По дороге оба молчали. Чтобы разбавить это гнетущее, повисшее в воздухе молчание, Шторм включил магнитолу. Из динамиков полилась какая-то веселенькая попса. Но настроение обоих ничуть не улучшилось. Ита кусала губы и не отводила потухший взор от окна, за которым мелькали леса, уже одетые в сочную зелень, и свеже вспаханные поля.

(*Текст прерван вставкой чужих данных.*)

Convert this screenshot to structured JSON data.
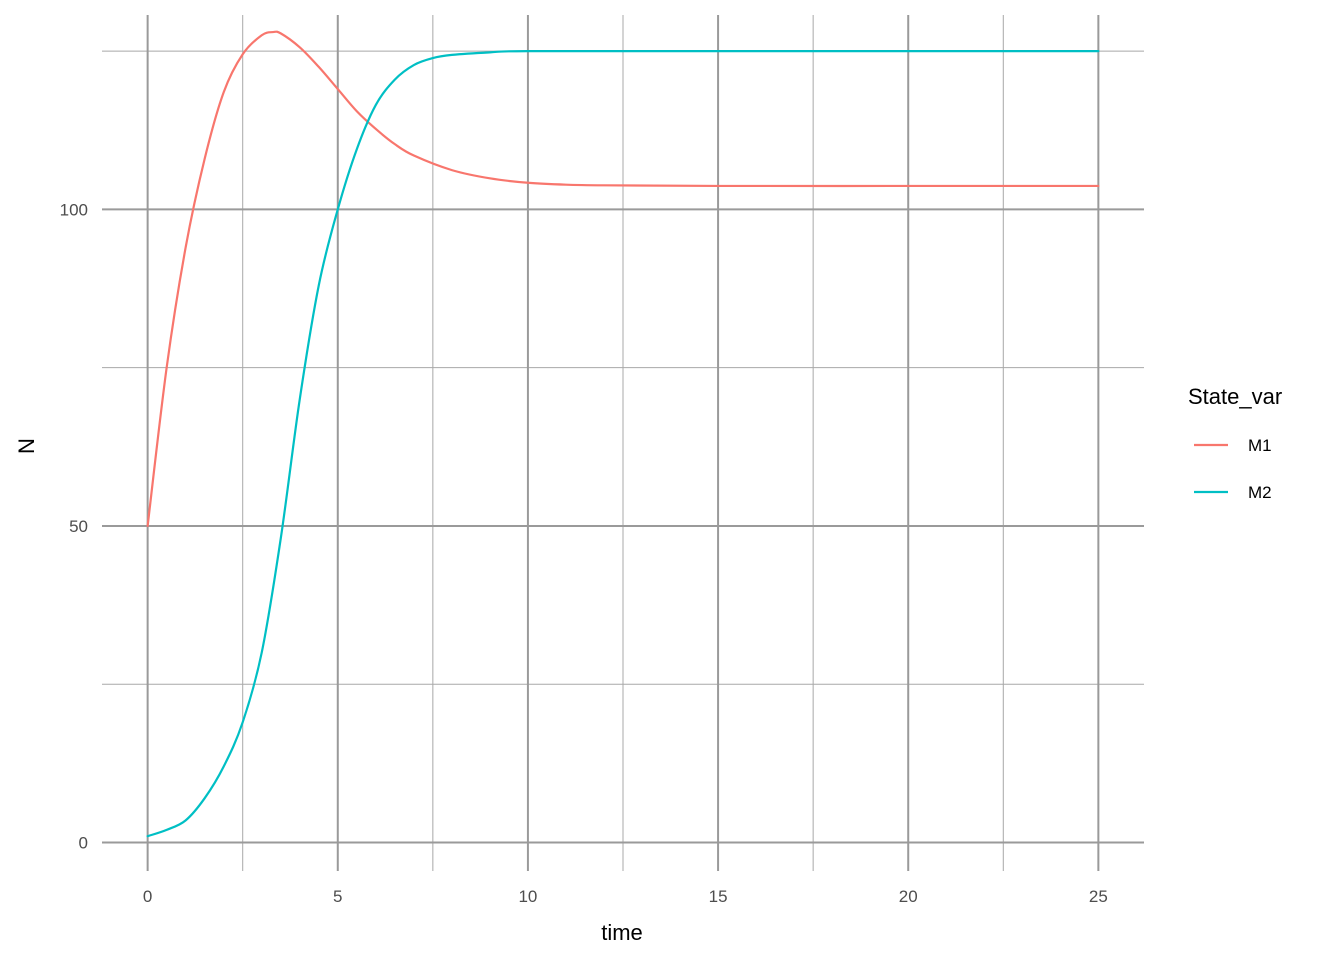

Если прислушаться к чувству самосохранения, то следовало признать: Антон прав. Ей нужно вернуться к прежней жизни, попытаться заново отстроить то, что было так бесцеремонно разрушено. И он, стоило признать, тоже внес немалый вклад, превращая ее прошлую жизнь в руины. Но где-то в глубине души она испытывала боль от расставания. Одна ее часть кричала о том, что она поступает правильно, логично, другая - вопила о том, что она теряет нечто драгоценное, чудесное, неожиданно подаренное судьбой. Внутри нее царила опустошенность, вгоняющая в депрессию. Хотелось заплакать.
Тоха изредка кидал на нее хмурые взгляды и давил на газ.
Остановившись у подъезда, он в сердцах ударил ладонями по рулю.
- Слушай, Итка, я не знаю, сколько проторчу в этих гребаных штатах, но как только вернусь: приеду к тебе и мы поговорим, - он вынул из кармана и протянул ей документы.
Маритта медленно повернула голову и печально улыбнулась.
- Ты не приедешь, Тош.
Ей показалось, что по его лицу пролетело мимолетное облачко грусти. Забрав бумаги, она вышла из машины и пошла к дому.
Он проводил взглядом эту мужественную молодую женщину, такую естественную, такую близкую, и такую... Шторм одернул себя, встряхнул белокурыми волосами и завел мотор...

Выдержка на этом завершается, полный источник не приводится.